Finland's highest police official, National Police Commissioner Markku Salminen, is to retire at the age of 60 from the beginning of August for health reasons.
The announcement coincides with a police investigation is being launched into allegations that Salminen may have improperly used his official car for trips between his home and his workplace.
Salminen has served with the police and the penal system for 39 years.
Markku Salminen graduated from the Police Academy in 1969 and got a job with the Helsinki police that same year. Later he took a law degree.
He worked at the National Bureau of Investigation (NBI) from 1975 to 1997, where he advanced to the position of deputy police chief. He had also served as a local police chief in three different communities, and as an inspector at the Police Department of the Ministry of the Interior.

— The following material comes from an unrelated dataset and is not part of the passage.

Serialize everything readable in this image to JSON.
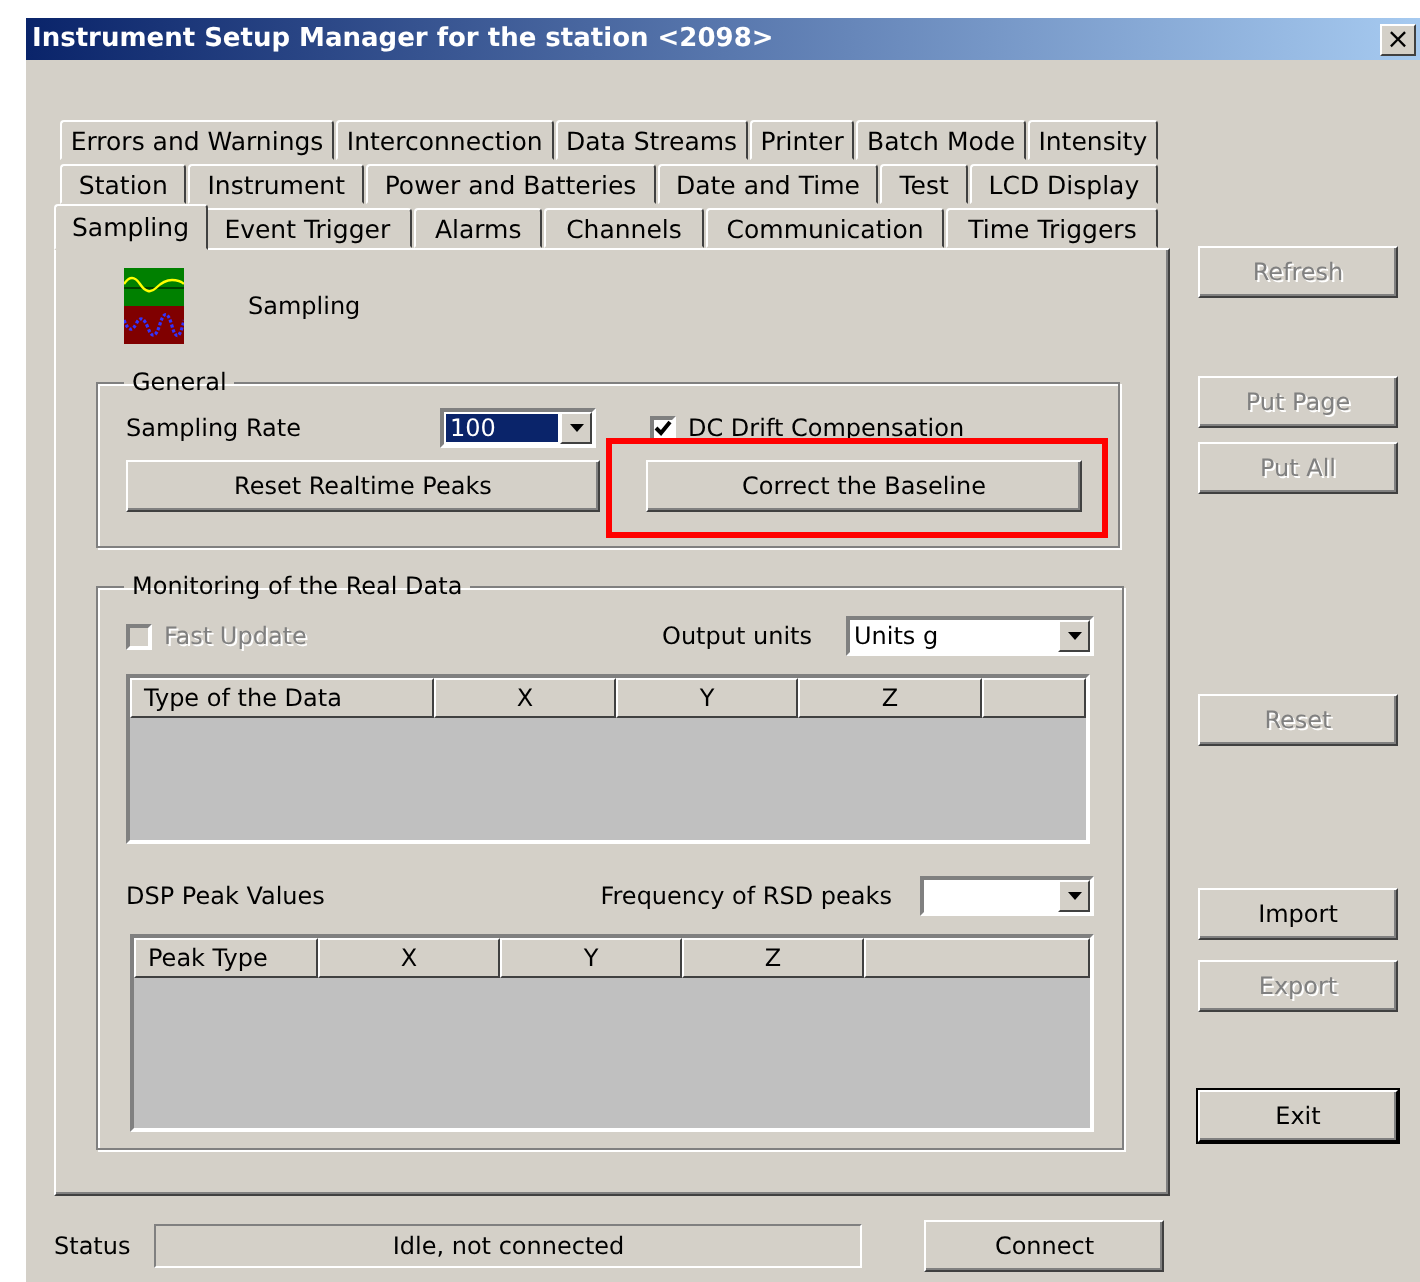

Salminen became Director-General of the Prison Service in 1998, and he was named Director-General of the Criminal Sanctions Agency in 2001. He took on the task of National Police Commissioner at the Ministry of the Interior in January 2005.
Salminen is facing perhaps the most serious professional challenge in his career this spring, after suspicions were raised that he may have used his official car for unauthorised trips as of 2005.
Salminen has said that he has used the reinforced official car for commuting between his home and his job safety reasons, as the has been the target of threats by criminals for several years.
In March Interior Ministry official Ritva Viljanen asked Salminen for a report on the use of his official car.